Abstract

The study investigated the consequences of cross-language activation on the time course of bilingual word recognition. Twenty-two Spanish-English bilinguals and 21 English monolingual controls decided whether visually presented letter strings were English words, while behavioral and event-related potential responses were recorded. The language status of words was manipulated experimentally, such that words were either identical cognates between English and Spanish (e.g. CLUB) or noncognates (e.g. CLOCK). Participants were equally fast in responding to cognate and noncognate words. Bilinguals were more accurate in responding to cognates, whereas monolinguals exhibited higher accuracy in response to noncognates. Critically, bilinguals produced larger P200 followed by smaller N400 responses to cognates than noncognates, whereas monolinguals showed a pattern of reduced N400 responses to cognates.
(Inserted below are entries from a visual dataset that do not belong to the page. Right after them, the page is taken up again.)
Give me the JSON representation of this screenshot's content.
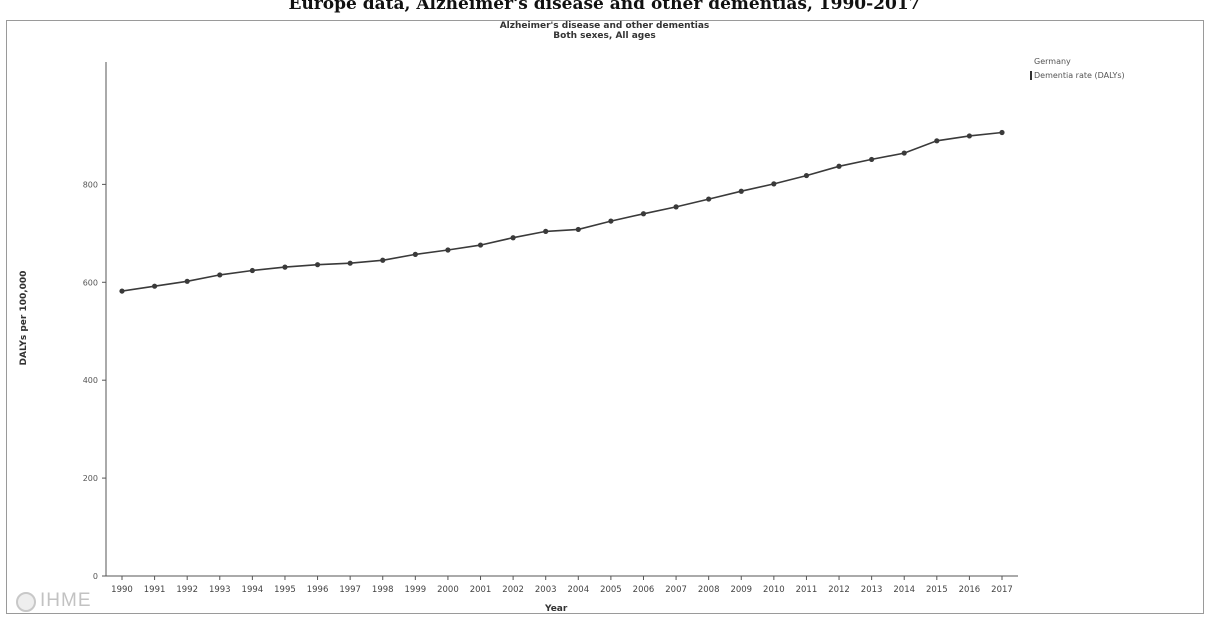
{
  "page": {
    "title": "Europe data, Alzheimer's disease and other dementias, 1990-2017"
  },
  "legend": {
    "items": [
      {
        "label": "Germany",
        "value": "",
        "selected": false
      },
      {
        "label": "Dementia rate (DALYs)",
        "value": "",
        "selected": true
      }
    ]
  },
  "branding": {
    "logo_text": "IHME"
  },
  "colors": {
    "line": "#3a3a3a",
    "axis": "#555555",
    "frame": "#9a9a9a"
  },
  "chart_data": {
    "type": "line",
    "title": "Alzheimer's disease and other dementias",
    "subtitle": "Both sexes, All ages",
    "xlabel": "Year",
    "ylabel": "DALYs per 100,000",
    "x": [
      "1990",
      "1991",
      "1992",
      "1993",
      "1994",
      "1995",
      "1996",
      "1997",
      "1998",
      "1999",
      "2000",
      "2001",
      "2002",
      "2003",
      "2004",
      "2005",
      "2006",
      "2007",
      "2008",
      "2009",
      "2010",
      "2011",
      "2012",
      "2013",
      "2014",
      "2015",
      "2016",
      "2017"
    ],
    "ylim": [
      0,
      1050
    ],
    "yticks": [
      0,
      200,
      400,
      600,
      800
    ],
    "ytick_labels": [
      "0",
      "200",
      "400",
      "600",
      "800"
    ],
    "grid": false,
    "legend_position": "top-right",
    "series": [
      {
        "name": "Dementia rate (DALYs)",
        "values": [
          582,
          592,
          602,
          615,
          624,
          631,
          636,
          639,
          645,
          657,
          666,
          676,
          691,
          704,
          708,
          725,
          740,
          754,
          770,
          786,
          801,
          818,
          837,
          851,
          864,
          889,
          899,
          906
        ]
      }
    ]
  }
}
The results of the current study indicate that cross-language activation may not only result in lexical facilitation (indexed by a reduction of the N400 response to cognates) as a result of shared form-meaning associations across languages but also in sublexical inhibition (indexed by a larger P200 response to cognates) as a consequence of cross-language competition among phonological forms. Results support the language-nonselective view of bilingual lexical access and suggest that while lexical facilitation for identical cognates may be observed at most levels of second language proficiency, sublexical inhibition in response to identical cognates may be a marker of advanced levels of proficiency.